Data carpentry for social sciences and humanities

Methodology courses and philosophy of science


Workshop information

ECTS: 2.5
Number of sessions: 2 or 4
Hours per sessions: 4 or 8
Course fee: free


In the academic year 2022-2023 the course will take place both online and offline.

Edition 1 (online)

October 24 2022
09.00-13.00

October 25 2022
09.00-13.00

October 27 2022
09.00-13.00

October 28 2022
09.00-13.00

Edition 2 (online)

February 20 2023
09.00-13.00

February 21 2023
09.00-13.00

February 23 2023
09.00-13.00

February 24 2023
09.00-13.00

Edition 3 (offline)

June 12 2023
Whole day

June 13 2023
Whole day

Please consult the course website for further information and registration. Registration is not possible through the website of the EGSH.


Introduction

In this workshop participants will learn how to organize and clean quantitative data and how to control the quality of such data. These data management skills are highly relevant and useful for all researchers, in all disciplines and faculties, who do empirical quantitative research.
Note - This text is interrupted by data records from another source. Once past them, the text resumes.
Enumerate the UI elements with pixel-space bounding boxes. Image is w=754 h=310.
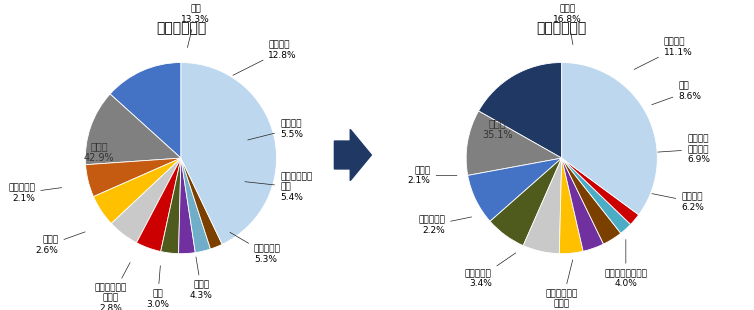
Text: 靴類
3.0%: 靴類 3.0% xyxy=(146,266,169,309)
Wedge shape xyxy=(181,63,277,244)
Wedge shape xyxy=(136,158,181,251)
Text: 電気製品
11.1%: 電気製品 11.1% xyxy=(634,38,692,69)
Text: 身辺細貨類
2.1%: 身辺細貨類 2.1% xyxy=(8,184,62,203)
Wedge shape xyxy=(86,158,181,197)
Wedge shape xyxy=(161,158,181,254)
Wedge shape xyxy=(562,63,657,215)
Text: 身辺細貨類
3.4%: 身辺細貨類 3.4% xyxy=(465,253,516,288)
Wedge shape xyxy=(523,158,562,254)
Text: 玩具類
2.1%: 玩具類 2.1% xyxy=(408,166,457,185)
Text: 医薬品
16.8%: 医薬品 16.8% xyxy=(553,5,582,45)
Text: その他
42.9%: その他 42.9% xyxy=(84,141,115,163)
FancyArrow shape xyxy=(335,130,371,180)
Text: コンピュータ製品
4.0%: コンピュータ製品 4.0% xyxy=(605,240,648,288)
Wedge shape xyxy=(112,158,181,243)
Text: 家庭用雑貨
2.2%: 家庭用雑貨 2.2% xyxy=(418,215,471,235)
Text: 家庭用雑貨
5.3%: 家庭用雑貨 5.3% xyxy=(230,232,280,264)
Text: バッグ類
6.2%: バッグ類 6.2% xyxy=(652,192,704,211)
Wedge shape xyxy=(181,158,210,253)
Text: 携帯電話及び
付属品
2.8%: 携帯電話及び 付属品 2.8% xyxy=(95,263,130,310)
Wedge shape xyxy=(179,158,195,254)
Wedge shape xyxy=(562,158,621,244)
Text: 衣類
8.6%: 衣類 8.6% xyxy=(651,82,701,105)
Text: 煙草及び
喫煙用具
6.9%: 煙草及び 喫煙用具 6.9% xyxy=(657,135,710,164)
Wedge shape xyxy=(479,63,562,158)
Wedge shape xyxy=(562,158,603,251)
Wedge shape xyxy=(467,158,562,221)
Text: コンピュータ
製品
5.4%: コンピュータ 製品 5.4% xyxy=(245,172,312,202)
Text: （令和４年）: （令和４年） xyxy=(537,21,587,35)
Wedge shape xyxy=(490,158,562,246)
Wedge shape xyxy=(466,111,562,175)
Text: （令和３年）: （令和３年） xyxy=(156,21,206,35)
Wedge shape xyxy=(93,158,181,224)
Wedge shape xyxy=(559,158,583,254)
Text: 医薬品
2.6%: 医薬品 2.6% xyxy=(35,232,85,255)
Text: バッグ類
5.5%: バッグ類 5.5% xyxy=(248,119,303,140)
Text: 携帯電話及び
付属品
3.6%: 携帯電話及び 付属品 3.6% xyxy=(546,260,578,310)
Wedge shape xyxy=(181,158,222,249)
Text: 布製品
4.3%: 布製品 4.3% xyxy=(190,257,213,300)
Wedge shape xyxy=(562,158,639,224)
Text: 電気製品
12.8%: 電気製品 12.8% xyxy=(233,41,297,75)
Wedge shape xyxy=(110,63,181,158)
Text: 衣類
13.3%: 衣類 13.3% xyxy=(181,5,210,47)
Text: その他
35.1%: その他 35.1% xyxy=(483,118,513,140)
Wedge shape xyxy=(562,158,630,233)
Wedge shape xyxy=(85,94,181,165)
Data Carpentry can be seen as a more in-depth follow-up course to our Responsible Research Data Management course. As it offers a basic introduction to R, this course can also help as a preparation to our course Data Analysis with R.


Aims and working method

Data Carpentry develops and teaches workshops on the fundamental data skills needed to conduct research. Its target audience is researchers who do quantitative research and have little to no prior computational experience. It is domain-specific, building on learners' existing knowledge to enable them to quickly apply skills learned to their own research. Participants will be encouraged to help one another and to apply what they have learned to their own research problems. For more information on what we teach and why, please see our paper "Good Enough Practices for Scientific Computing".


Learning objectives

After completion of this workshop, you will be able to:

  • apply good data organization practices in spreadsheets;
  • use OpenRefine to effectively clean and format data and automatically track any changes that you make;
  • manipulate values, objects, functions, and arguments with R;
  • organize and manipulate data within data frames in R, using the tidyr package;
  • produce scatter plots, boxplots, and barplots from data in R using ggplot;
  • and create an R Markdown document containing R code, text, and plots.

Entry level

The course is aimed at doctoral students and other researchers from Erasmus University Rotterdam, Leiden University, and Delft University of Technology. You don't need to have any previous knowledge of the tools that will be presented at the course.


How to prepare

Requirements: Participants must have access to a computer with a Mac, Linux, or Windows operating system (not a tablet, Chromebook, etc.) that they have administrative privileges on. They should have a few specific software packages installed (listed on this webpage).

Accessibility: We are dedicated to providing a positive and accessible learning environment for all. Please notify the instructors in advance of the workshop if you require any accommodations or if there is anything we can do to make this workshop more accessible to you.

Pre-workshop survey: Please be sure to complete the pre-workshop survey before the workshop. You can find the survey link on the course website.


Sessions

You will first learn how to implement data management in spreadsheet programs, and how to use the OpenRefine tool to effectively clean and format data and automatically track any changes that you make.

Subsequently, the focus is on using R, RStudio, and RMarkdown for data wrangling and data visualization. You will learn how to work with data types and variables in R. Using a real life dataset, you will learn how to import data in R, to organize and manipulate the data, and create custom plots based on the dataset.


About the instructors

The workshop will be taught by certified Carpentries instructors as well as a team of helpers (supporting learners one-on-one if they are stuck installing software, understanding a certain line of code, or any other parts of the learning process) from Leiden University, Delft University of Technology, Erasmus University Rotterdam, and VU Amsterdam.